Recently rescued from redevelopment, this smart pub is perfectly placed for a lazy Sunday exploring one of south west London’s most picturesque areas, and a good find at other times, too.
The north bank of the Thames immediately upstream of Twickenham is an idyll of rural lanes, riverside green spaces and swathes of parkland commanded by historic mansions. Of these, none is finer than the splendid Palladian villa of Marble Hill House, built for a mistress of George II when he was Prince of Wales and now under the management of English Heritage. Immediately opposite the surrounding park and commanding a fine view of the house, the pub formerly known as the Marble Hill is a much more modest building but striking enough in its way, strategically placed on a bend of Richmond Road near St Stephen’s church. Long a slightly neglected Young’s pub, it was sold on in summer 2012 and narrowly escaped conversion into a Sainsbury’s Local. But in August it was reopened as a free house by new independent landlords Roger and Magdalena Davy, who have renamed it after their young son Aleksander.
The rustic surrounds are underlined by a generously proportioned and very leafy beer garden at the front. Indoors, a moderately sized single space was clearly once divided into two. It’s been elegantly done out with an unusual but pleasing mix of conventional dining tables and chairs, big armchairs, long padded benches and small low tables with pouffes. An open plan kitchen is being added next to the bar.

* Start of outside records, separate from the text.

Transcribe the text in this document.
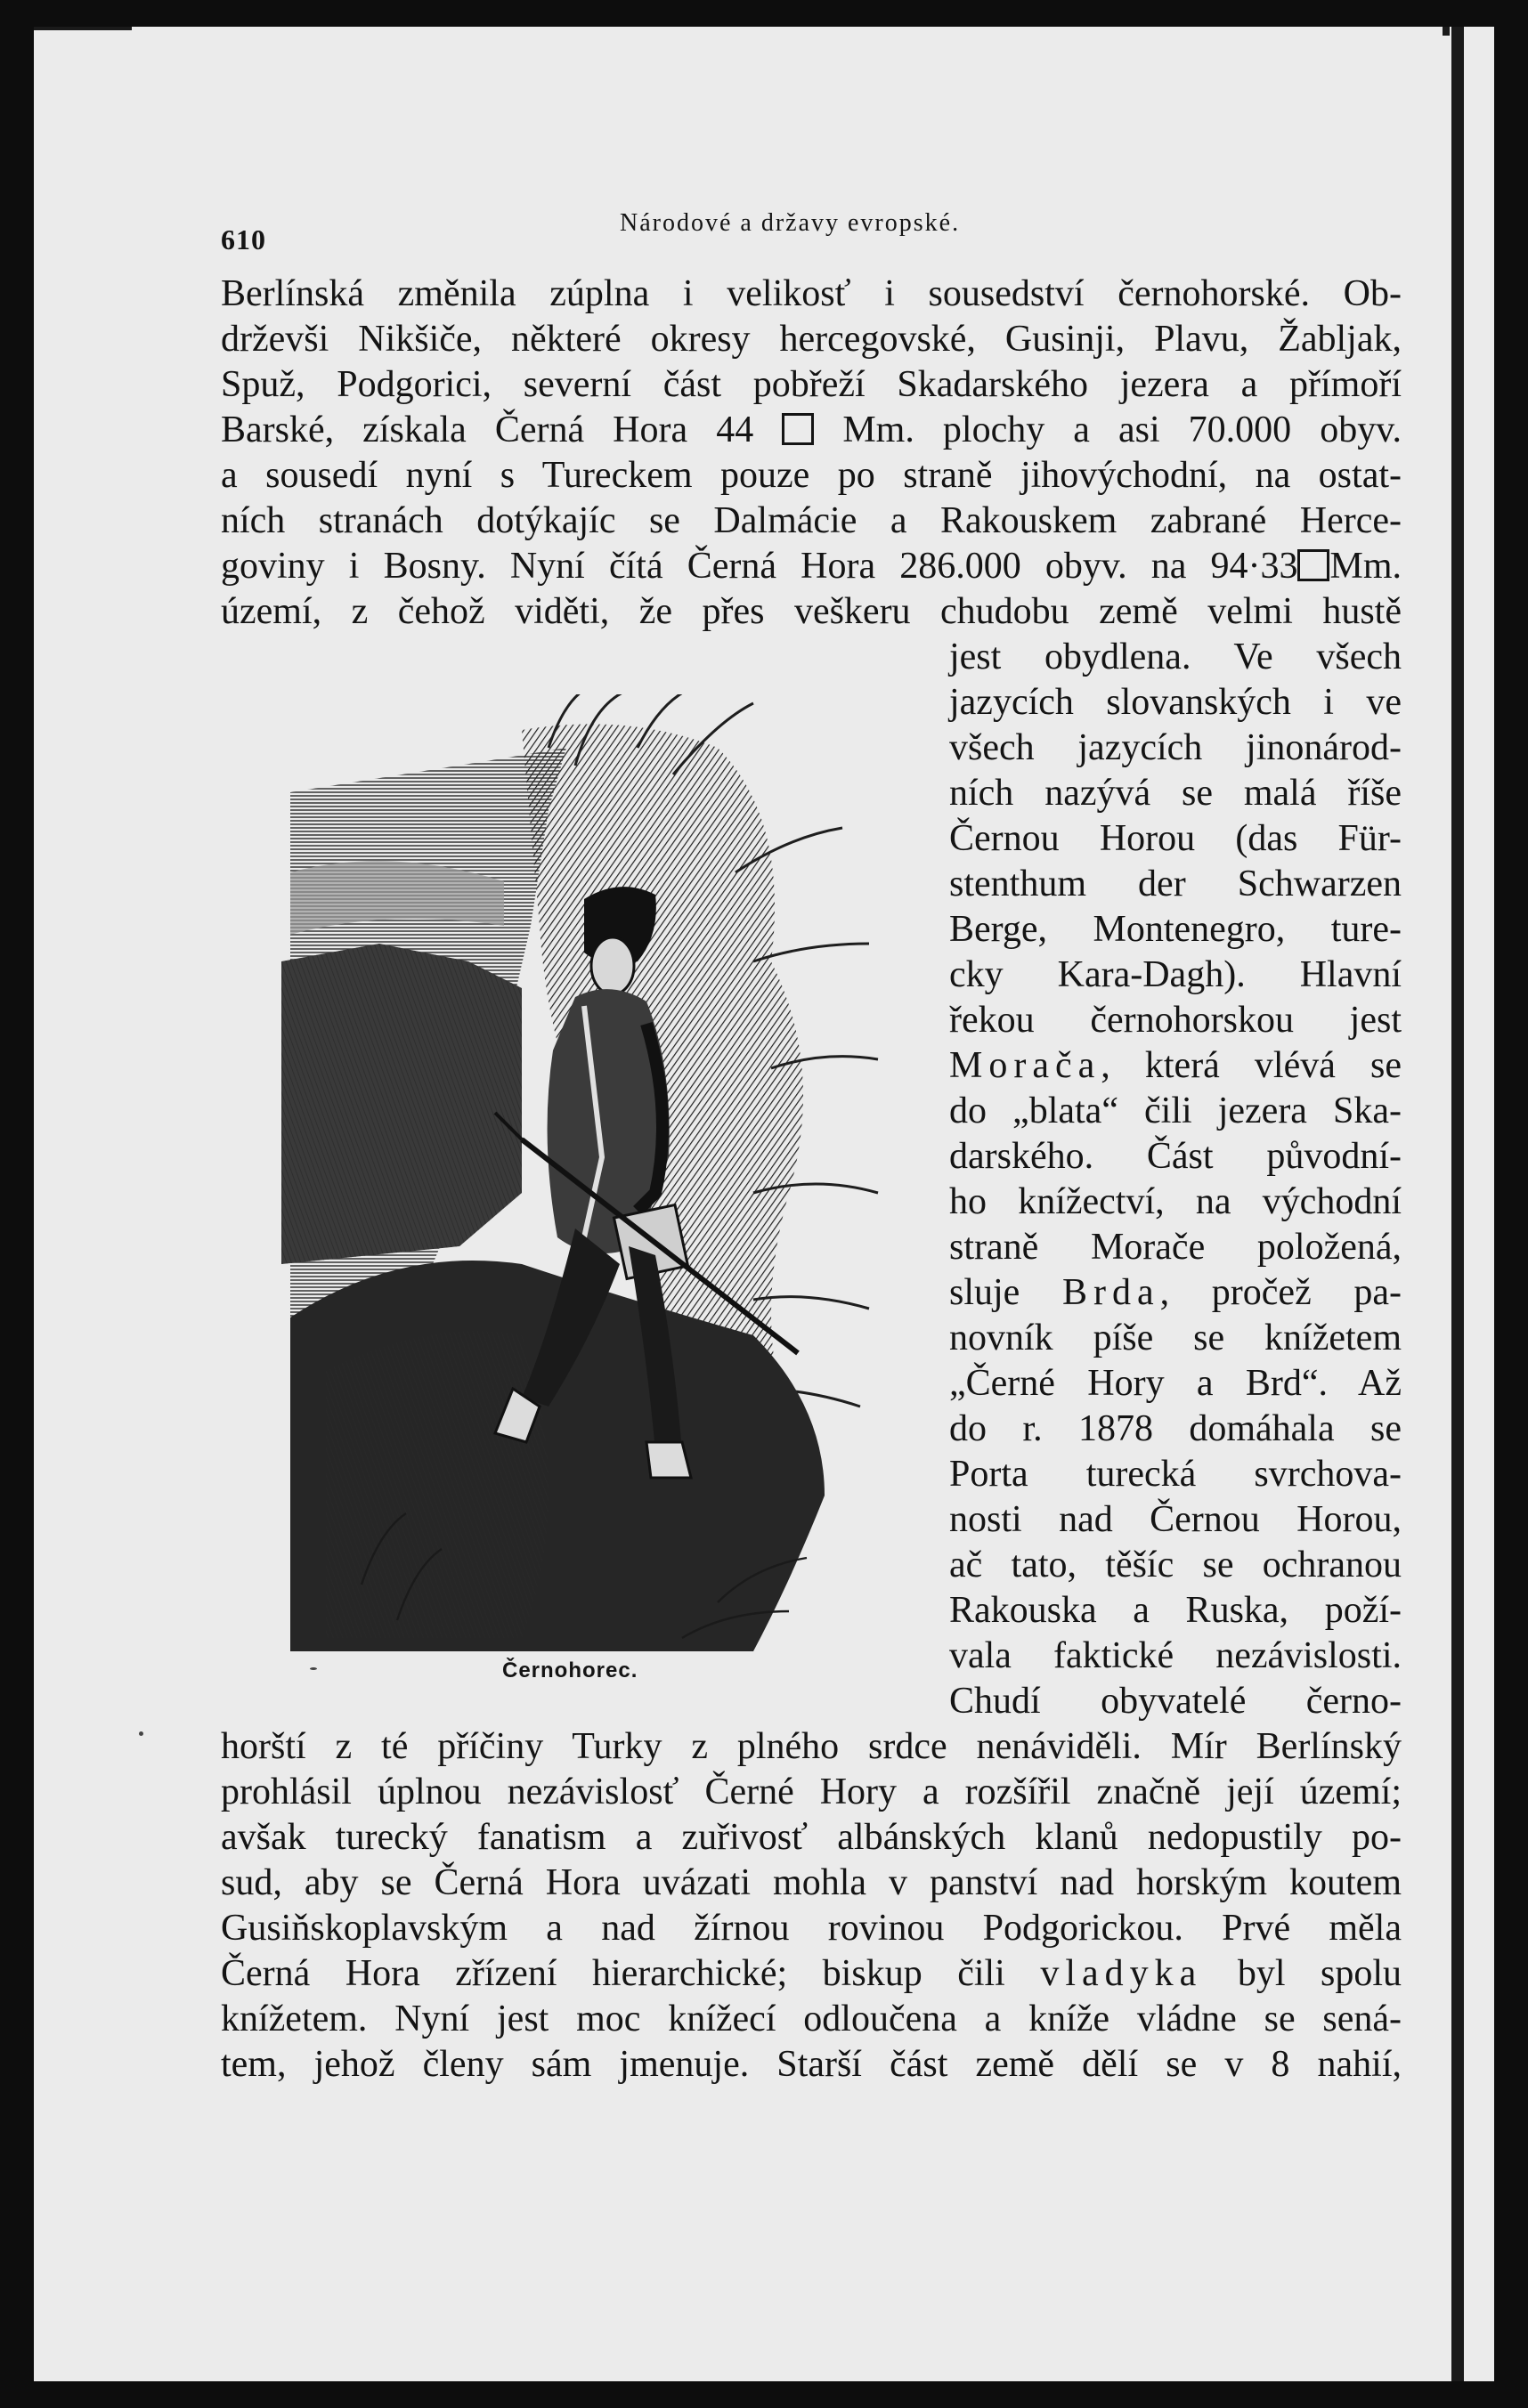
610
Národové a državy evropské.
Berlínská změnila zúplna i velikosť i sousedství černohorské. Ob-
drževši Nikšiče, některé okresy hercegovské, Gusinji, Plavu, Žabljak,
Spuž, Podgorici, severní část pobřeží Skadarského jezera a přímoří
Barské, získala Černá Hora 44 Mm. plochy a asi 70.000 obyv.
a sousedí nyní s Tureckem pouze po straně jihovýchodní, na ostat-
ních stranách dotýkajíc se Dalmácie a Rakouskem zabrané Herce-
goviny i Bosny. Nyní čítá Černá Hora 286.000 obyv. na 94·33 Mm.
území, z čehož viděti, že přes veškeru chudobu země velmi hustě
jest obydlena. Ve všech
jazycích slovanských i ve
všech jazycích jinonárod-
ních nazývá se malá říše
Černou Horou (das Für-
stenthum der Schwarzen
Berge, Montenegro, ture-
cky Kara-Dagh). Hlavní
řekou černohorskou jest
Morača, která vlévá se
do „blata“ čili jezera Ska-
darského. Část původní-
ho knížectví, na východní
straně Morače položená,
sluje Brda, pročež pa-
novník píše se knížetem
„Černé Hory a Brd“. Až
do r. 1878 domáhala se
Porta turecká svrchova-
nosti nad Černou Horou,
ač tato, těšíc se ochranou
Rakouska a Ruska, poží-
vala faktické nezávislosti.
Chudí obyvatelé černo-
horští z té příčiny Turky z plného srdce nenáviděli. Mír Berlínský
prohlásil úplnou nezávislosť Černé Hory a rozšířil značně její území;
avšak turecký fanatism a zuřivosť albánských klanů nedopustily po-
sud, aby se Černá Hora uvázati mohla v panství nad horským koutem
Gusiňskoplavským a nad žírnou rovinou Podgorickou. Prvé měla
Černá Hora zřízení hierarchické; biskup čili vladyka byl spolu
knížetem. Nyní jest moc knížecí odloučena a kníže vládne se sená-
tem, jehož členy sám jmenuje. Starší část země dělí se v 8 nahií,
Černohorec.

This is a civilised pub in a generally well-heeled area, but it’s also relaxed and easy going with polite but welcoming staff. It particularly sets out to be family-friendly, understandably so given the attractions of the park and riverside, with games and toys, and a small outdoor playground shortly to be added. Though there’s decent food on offer, the venue isn’t dominated by dining. The TV springs to life only if there’s a big rugby match or some other major sporting event on terrestrial channels. Other entertainment includes live music on Fridays and alternate Sundays, and an outdoor food market should soon be running on Sunday daytimes. When the sun shines, it’s idyllic.
Food has an Italian flavour, with fresh pasta, wood-fired pizzas and salads, alongside lighter choices (buffalo mozzarella and pesto panini £6.95, chicken satay with mixed leaves £8.95) and popular Sunday roasts (£9.95-£12.95). Local artisanal ice creams from Danieli of Richmond provide both sit-down desserts and warm weather takeaways.
Beer is a particular interest, with the current very respectable range likely to expand. Three handpumps usually dispense Naked Ladies or another beer from excellent local microbrewery Twickenham, Sharp’s Doom Bar and a guest that might be from Dark Star, Sambrook’s or Surrey Hills. Ten keg lines include offerings from Affligem, Anchor, O’Hara’s, Paulaner and Thornbridge, while the bottles mix Belgian delights from Dolle Brouwers with Australia’s Little Creatures and Iceland’s Einstöck. 12 white and 12 red wines are mainly well chosen varietals, with half each available by the glass (from £3.40). Decent whiskies and rums, and gin and vodka from Sipsmith in Hammersmith also illustrate what landlord Roger describes as a ‘focus on quality’.
The Last Word
It’s unbelievable that anyone ever thought of turning such a potential treasure into a convenience store. Thankfully, this fine old pub survives and under the current ownership looks set to achieve its true potential.